If this is the Sun, then what is the Earth? Not an apple. That would be Jupiter. Not a cherry. That would be Uranus or Neptune. No, our own great, glorious Earth would be … a pea!’
Konstantin paused, smiling at the laughter that spread around the room.
‘A pea!’ he repeated, enthusiastically. ‘While the Moon, Diana, Queen of the Night, would be a miserable rye grain! And if you think that it’s difficult to imagine the sizes of the planets, then consider the distances between them!’

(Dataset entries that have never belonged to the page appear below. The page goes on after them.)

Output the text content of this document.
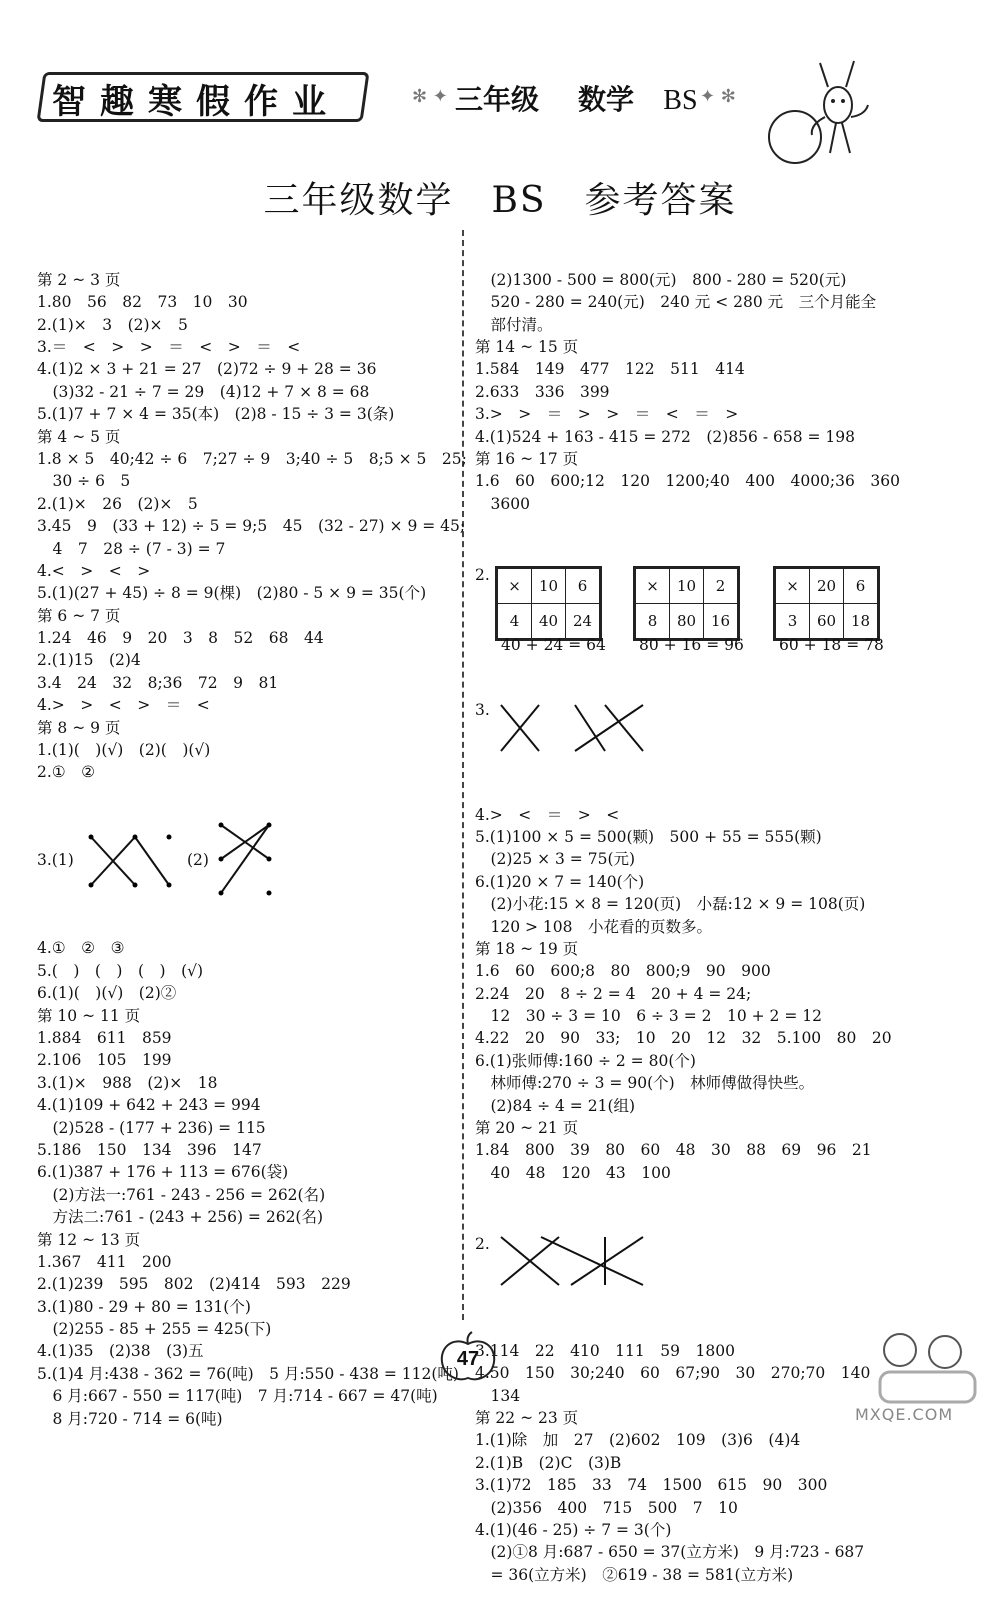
智趣寒假作业	✻ ✦ 三年级 数学 BS ✦ ✻
三年级数学　BS　参考答案

第 2 ~ 3 页
1.80　56　82　73　10　30
2.(1)×　3　(2)×　5
3.＝　<　>　>　＝　<　>　＝　<
4.(1)2 × 3 + 21 = 27　(2)72 ÷ 9 + 28 = 36
　(3)32 - 21 ÷ 7 = 29　(4)12 + 7 × 8 = 68
5.(1)7 + 7 × 4 = 35(本)　(2)8 - 15 ÷ 3 = 3(条)
第 4 ~ 5 页
1.8 × 5　40;42 ÷ 6　7;27 ÷ 9　3;40 ÷ 5　8;5 × 5　25;
　30 ÷ 6　5
2.(1)×　26　(2)×　5
3.45　9　(33 + 12) ÷ 5 = 9;5　45　(32 - 27) × 9 = 45;
　4　7　28 ÷ (7 - 3) = 7
4.<　>　<　>
5.(1)(27 + 45) ÷ 8 = 9(棵)　(2)80 - 5 × 9 = 35(个)
第 6 ~ 7 页
1.24　46　9　20　3　8　52　68　44
2.(1)15　(2)4
3.4　24　32　8;36　72　9　81
4.>　>　<　>　＝　<
第 8 ~ 9 页
1.(1)(　)(√)　(2)(　)(√)
2.①　②

3.(1)

	(2)

4.①　②　③
5.(　)　(　)　(　)　(√)
6.(1)(　)(√)　(2)②
第 10 ~ 11 页
1.884　611　859
2.106　105　199
3.(1)×　988　(2)×　18
4.(1)109 + 642 + 243 = 994
　(2)528 - (177 + 236) = 115
5.186　150　134　396　147
6.(1)387 + 176 + 113 = 676(袋)
　(2)方法一:761 - 243 - 256 = 262(名)
　方法二:761 - (243 + 256) = 262(名)
第 12 ~ 13 页
1.367　411　200
2.(1)239　595　802　(2)414　593　229
3.(1)80 - 29 + 80 = 131(个)
　(2)255 - 85 + 255 = 425(下)
4.(1)35　(2)38　(3)五
5.(1)4 月:438 - 362 = 76(吨)　5 月:550 - 438 = 112(吨)
　6 月:667 - 550 = 117(吨)　7 月:714 - 667 = 47(吨)
　8 月:720 - 714 = 6(吨)

　(2)1300 - 500 = 800(元)　800 - 280 = 520(元)
　520 - 280 = 240(元)　240 元 < 280 元　三个月能全
　部付清。
第 14 ~ 15 页
1.584　149　477　122　511　414
2.633　336　399
3.>　>　＝　>　>　＝　<　＝　>
4.(1)524 + 163 - 415 = 272　(2)856 - 658 = 198
第 16 ~ 17 页
1.6　60　600;12　120　1200;40　400　4000;36　360
　3600

2.

×	10	6
4	40	24
40 + 24 = 64
×	10	2
8	80	16
80 + 16 = 96
×	20	6
3	60	18
60 + 18 = 78

3.

4.>　<　＝　>　<
5.(1)100 × 5 = 500(颗)　500 + 55 = 555(颗)
　(2)25 × 3 = 75(元)
6.(1)20 × 7 = 140(个)
　(2)小花:15 × 8 = 120(页)　小磊:12 × 9 = 108(页)
　120 > 108　小花看的页数多。
第 18 ~ 19 页
1.6　60　600;8　80　800;9　90　900
2.24　20　8 ÷ 2 = 4　20 + 4 = 24;
　12　30 ÷ 3 = 10　6 ÷ 3 = 2　10 + 2 = 12
4.22　20　90　33;　10　20　12　32　5.100　80　20
6.(1)张师傅:160 ÷ 2 = 80(个)
　林师傅:270 ÷ 3 = 90(个)　林师傅做得快些。
　(2)84 ÷ 4 = 21(组)
第 20 ~ 21 页
1.84　800　39　80　60　48　30　88　69　96　21
　40　48　120　43　100

2.

3.114　22　410　111　59　1800
4.50　150　30;240　60　67;90　30　270;70　140
　134
第 22 ~ 23 页
1.(1)除　加　27　(2)602　109　(3)6　(4)4
2.(1)B　(2)C　(3)B
3.(1)72　185　33　74　1500　615　90　300
　(2)356　400　715　500　7　10
4.(1)(46 - 25) ÷ 7 = 3(个)
　(2)①8 月:687 - 650 = 37(立方米)　9 月:723 - 687
　= 36(立方米)　②619 - 38 = 581(立方米)

47
MXQE.COM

There were the usual drunkards around the tavern on the far side of Rozhdestvensky Street: bearded men, red-cheeked women in kaftans, long skirts and sleeveless dresses that would have been two hundred years out of fashion even in Nikolai Fedorovich’s day. They were shouting, laughing, a couple of them punching one another repeatedly in the face, but they paused to watch the young teacher of mathematics, science and geometry narrow his eyes against the wind, wait for a troika parading the dowry of some rich family – a feather bed, a dining table, a dozen geese, a set of brass lanterns – and take up a position in the middle of the open street.
‘Volunteers!’ said Konstantin, when the children were assembled in front of him.
Several gloves rose among the scarves, pink faces and sheepskin coats.
‘Nikolai?’ He handed the medicine ball to a boy in a red woollen cap, which reminded him distantly of Ignat. ‘And one more, if you please?’
This time he chose a quiet girl with deep-set eyes, who was standing near the back of the group and raised her glove only when most of the others had done the same.
‘Isidora?’ He handed her the pea. ‘Now, your job is particularly important. That is the Earth you have there, after all. What I would like you to do is to take 180 good long steps in the direction of the marketplace, then turn towards us and lift the pea right up in the air so that we can all see it. Is that clear?’
‘Yes, sir,’ she said, almost inaudibly.